Claudia Urru compose une ravissante Giulia, dans sa robe rose à pois. Le timbre est charmant sur toute la tessiture, l’instrument agile et musical. Les petites variations dans les reprises sont placées avec goût. Le volume de la chanteuse est nettement modéré, ce qui ne gêne en rien dans les conditions de cette soirée [lire notre chronique de Le nozze in villa]. L’autre soprano, Meagan Sill, nettement moins sollicité dans le rôle de Lucilla, développe davantage de puissance. Les récitatifs sont très correctement assurés, mais elle semble perdre ses moyens et la justesse dans son court air du second acte.

Côté masculin, les deux rôles les plus importants sont magnifiquement tenus. À commencer par le ténor Michele Angelini en Dorvil, celui qui a précédemment épousé secrètement Giulia et vient rejoindre sa belle chaque soir à l’aide d’une échelle de soie – ici quelques échelons qui permettent de grimper sur scène depuis la pelouse. Nous avions été impressionnés par le ténor nord-américain ici-même dans Corradino, cuor di ferro, et son chant fait mouche à nouveau. Dans le grand air de l’Acte I, Vedrò qual sommo incanto, la cavatine est conduite avec délicatesse, puis la cabalette déclenche l’enthousiasme par sa vitesse d’exécution, dans la droite ligne de Rockwell Blake ou de Juan Diego Flórez. Seul sujet de préoccupation, un minuscule passage à vide de temps à autre, en l’occurrence deux fois une note blanche comme détimbrée, peut-être signe de trac [lire notre chronique d’Il barbiere di Siviglia]. Le baryton Emmanuel Franco fait lui aussi une somptueuse impression dans le rôle particulièrement bouffe du serviteur de Dormont. Le personnage est drôle, utilisant une vis comica naturelle, et la voix agréablement et solidement timbrée [lire nos chroniques de Cenerentola, Salome, Romilda e Costanza et L’equivoco stravagante].

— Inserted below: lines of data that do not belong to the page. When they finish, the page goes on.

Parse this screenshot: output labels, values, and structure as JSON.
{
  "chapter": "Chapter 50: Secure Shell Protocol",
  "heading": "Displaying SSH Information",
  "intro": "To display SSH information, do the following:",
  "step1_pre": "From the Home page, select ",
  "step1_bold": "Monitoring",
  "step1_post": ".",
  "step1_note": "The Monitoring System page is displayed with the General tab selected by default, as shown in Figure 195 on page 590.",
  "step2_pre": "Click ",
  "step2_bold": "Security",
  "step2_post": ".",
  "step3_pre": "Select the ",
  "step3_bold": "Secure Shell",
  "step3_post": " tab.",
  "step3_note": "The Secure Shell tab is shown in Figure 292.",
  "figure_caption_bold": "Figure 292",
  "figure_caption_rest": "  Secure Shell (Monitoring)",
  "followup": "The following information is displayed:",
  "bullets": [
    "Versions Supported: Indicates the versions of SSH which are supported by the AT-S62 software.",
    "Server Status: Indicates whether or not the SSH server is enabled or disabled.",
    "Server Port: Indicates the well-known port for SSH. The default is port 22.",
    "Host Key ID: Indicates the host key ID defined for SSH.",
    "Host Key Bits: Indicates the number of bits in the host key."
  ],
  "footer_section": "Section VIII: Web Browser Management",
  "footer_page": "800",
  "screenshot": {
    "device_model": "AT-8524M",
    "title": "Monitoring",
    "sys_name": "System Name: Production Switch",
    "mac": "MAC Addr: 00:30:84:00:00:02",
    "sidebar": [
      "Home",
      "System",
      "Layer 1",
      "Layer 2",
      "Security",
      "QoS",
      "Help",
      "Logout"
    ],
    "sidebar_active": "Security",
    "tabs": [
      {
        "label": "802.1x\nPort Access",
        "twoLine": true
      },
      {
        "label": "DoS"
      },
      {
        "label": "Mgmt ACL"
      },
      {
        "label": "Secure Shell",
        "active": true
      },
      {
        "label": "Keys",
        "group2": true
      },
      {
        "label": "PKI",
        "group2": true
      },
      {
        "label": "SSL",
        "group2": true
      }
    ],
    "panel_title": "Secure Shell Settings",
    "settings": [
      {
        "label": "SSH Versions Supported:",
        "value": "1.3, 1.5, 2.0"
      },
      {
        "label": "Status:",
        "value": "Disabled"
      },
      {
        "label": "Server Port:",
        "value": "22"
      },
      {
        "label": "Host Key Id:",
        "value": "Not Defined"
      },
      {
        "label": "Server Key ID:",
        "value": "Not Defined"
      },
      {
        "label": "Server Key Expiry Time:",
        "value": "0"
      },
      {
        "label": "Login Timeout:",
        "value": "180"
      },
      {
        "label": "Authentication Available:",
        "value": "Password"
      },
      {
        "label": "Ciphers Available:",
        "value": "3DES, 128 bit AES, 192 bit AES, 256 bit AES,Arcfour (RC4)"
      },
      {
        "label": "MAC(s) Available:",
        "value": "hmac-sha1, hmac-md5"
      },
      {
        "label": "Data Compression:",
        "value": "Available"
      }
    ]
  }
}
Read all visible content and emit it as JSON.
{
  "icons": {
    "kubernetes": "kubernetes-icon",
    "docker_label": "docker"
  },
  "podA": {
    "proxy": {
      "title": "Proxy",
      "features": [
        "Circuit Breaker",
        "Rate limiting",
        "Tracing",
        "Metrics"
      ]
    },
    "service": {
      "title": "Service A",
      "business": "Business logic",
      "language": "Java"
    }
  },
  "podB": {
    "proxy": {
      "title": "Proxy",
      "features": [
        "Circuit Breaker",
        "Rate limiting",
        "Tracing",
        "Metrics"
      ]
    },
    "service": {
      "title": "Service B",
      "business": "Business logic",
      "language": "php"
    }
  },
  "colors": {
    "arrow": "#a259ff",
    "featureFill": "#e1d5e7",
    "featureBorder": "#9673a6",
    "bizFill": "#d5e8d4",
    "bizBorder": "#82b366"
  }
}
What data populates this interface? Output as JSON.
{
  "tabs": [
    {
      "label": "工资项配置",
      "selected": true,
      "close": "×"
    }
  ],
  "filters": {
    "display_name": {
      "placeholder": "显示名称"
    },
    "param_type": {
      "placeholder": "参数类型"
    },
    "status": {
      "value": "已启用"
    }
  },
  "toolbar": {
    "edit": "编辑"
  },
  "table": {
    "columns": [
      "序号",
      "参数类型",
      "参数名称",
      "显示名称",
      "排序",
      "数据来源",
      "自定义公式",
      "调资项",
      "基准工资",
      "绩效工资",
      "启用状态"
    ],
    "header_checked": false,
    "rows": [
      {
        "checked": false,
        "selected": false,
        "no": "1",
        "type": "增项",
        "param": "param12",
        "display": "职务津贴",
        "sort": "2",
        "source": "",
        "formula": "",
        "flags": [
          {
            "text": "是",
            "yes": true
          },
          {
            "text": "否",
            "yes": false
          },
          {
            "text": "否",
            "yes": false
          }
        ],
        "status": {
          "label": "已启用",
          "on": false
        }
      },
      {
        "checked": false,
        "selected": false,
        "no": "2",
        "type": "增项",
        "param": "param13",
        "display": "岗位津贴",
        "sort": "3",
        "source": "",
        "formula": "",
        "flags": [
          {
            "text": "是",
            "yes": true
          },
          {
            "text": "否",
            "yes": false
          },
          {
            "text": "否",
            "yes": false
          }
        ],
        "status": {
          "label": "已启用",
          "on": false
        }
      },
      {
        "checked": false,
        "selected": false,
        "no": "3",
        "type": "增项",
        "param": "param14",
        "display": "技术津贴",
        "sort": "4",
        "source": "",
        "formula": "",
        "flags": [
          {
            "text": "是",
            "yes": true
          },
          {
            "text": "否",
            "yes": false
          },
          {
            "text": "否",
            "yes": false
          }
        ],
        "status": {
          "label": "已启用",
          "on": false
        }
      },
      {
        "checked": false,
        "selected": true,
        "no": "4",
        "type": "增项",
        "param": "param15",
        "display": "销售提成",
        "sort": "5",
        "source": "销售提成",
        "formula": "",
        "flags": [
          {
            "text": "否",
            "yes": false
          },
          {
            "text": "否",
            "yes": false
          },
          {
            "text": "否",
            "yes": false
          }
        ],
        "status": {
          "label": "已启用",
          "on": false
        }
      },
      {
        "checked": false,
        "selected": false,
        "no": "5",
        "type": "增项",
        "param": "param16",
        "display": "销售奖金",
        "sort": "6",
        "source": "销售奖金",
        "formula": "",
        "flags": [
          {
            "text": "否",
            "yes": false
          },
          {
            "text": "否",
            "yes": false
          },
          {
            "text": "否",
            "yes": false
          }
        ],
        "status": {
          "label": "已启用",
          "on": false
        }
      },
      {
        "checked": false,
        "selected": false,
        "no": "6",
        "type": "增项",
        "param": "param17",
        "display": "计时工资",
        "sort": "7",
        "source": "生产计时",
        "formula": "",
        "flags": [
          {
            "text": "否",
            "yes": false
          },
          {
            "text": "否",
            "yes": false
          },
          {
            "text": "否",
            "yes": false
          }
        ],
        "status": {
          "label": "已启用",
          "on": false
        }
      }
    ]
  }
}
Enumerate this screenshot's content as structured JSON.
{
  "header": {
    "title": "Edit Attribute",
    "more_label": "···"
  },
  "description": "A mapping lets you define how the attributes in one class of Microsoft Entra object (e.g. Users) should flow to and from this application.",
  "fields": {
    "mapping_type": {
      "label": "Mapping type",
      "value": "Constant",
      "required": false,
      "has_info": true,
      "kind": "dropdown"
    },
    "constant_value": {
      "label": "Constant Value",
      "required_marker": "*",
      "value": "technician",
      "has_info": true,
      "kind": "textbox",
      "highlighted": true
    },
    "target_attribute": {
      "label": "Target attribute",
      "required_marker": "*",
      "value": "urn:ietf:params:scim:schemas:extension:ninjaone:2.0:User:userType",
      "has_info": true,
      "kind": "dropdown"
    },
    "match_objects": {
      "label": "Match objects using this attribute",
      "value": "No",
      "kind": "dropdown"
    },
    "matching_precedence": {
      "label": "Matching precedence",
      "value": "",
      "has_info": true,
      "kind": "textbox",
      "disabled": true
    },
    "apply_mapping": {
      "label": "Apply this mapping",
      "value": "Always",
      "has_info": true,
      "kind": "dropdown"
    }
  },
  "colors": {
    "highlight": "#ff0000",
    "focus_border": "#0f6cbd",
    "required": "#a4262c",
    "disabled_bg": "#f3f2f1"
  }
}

En dehors du personnage peu développé du tuteur Dormont, attribué au ténor Remy Burnens qui remplit sans problème son office, le maillon faible de l’équipe est la basse Eugenio Di Lieto distribué en Blansac ; il perd rapidement en stabilité et intonation dans son long passage en trois sections Alle voci dell’amore (I). Le chanteur [lire notre chronique d’Ariadne auf Naxos] parvient tout de même à se ressaisir en maintenant meilleure allure aux récitatifs et passages en sillabato, par la suite, mais sa participation aux ensembles a tendance à mettre en péril la justesse générale.

Placé au pupitre, José Miguel Pérez-Sierra est un chef typiquement rossinien qui sait maintenir un tempo alerte et vivant tout du long, sans cependant précipiter les musiciens vers la difficulté [lire nos chroniques de Lucrezia Borgia, Maruxa, Tosca et Carmen]. Il faut un petit temps à l’oreille pour s’habituer à l’acoustique complètement naturelle de l’endroit, sans caisse de résonance, mais on apprécie vite cette musique pleine d’énergie et d’esprit, bien à l’image d’une représentation qui recueille de généreux applaudissements.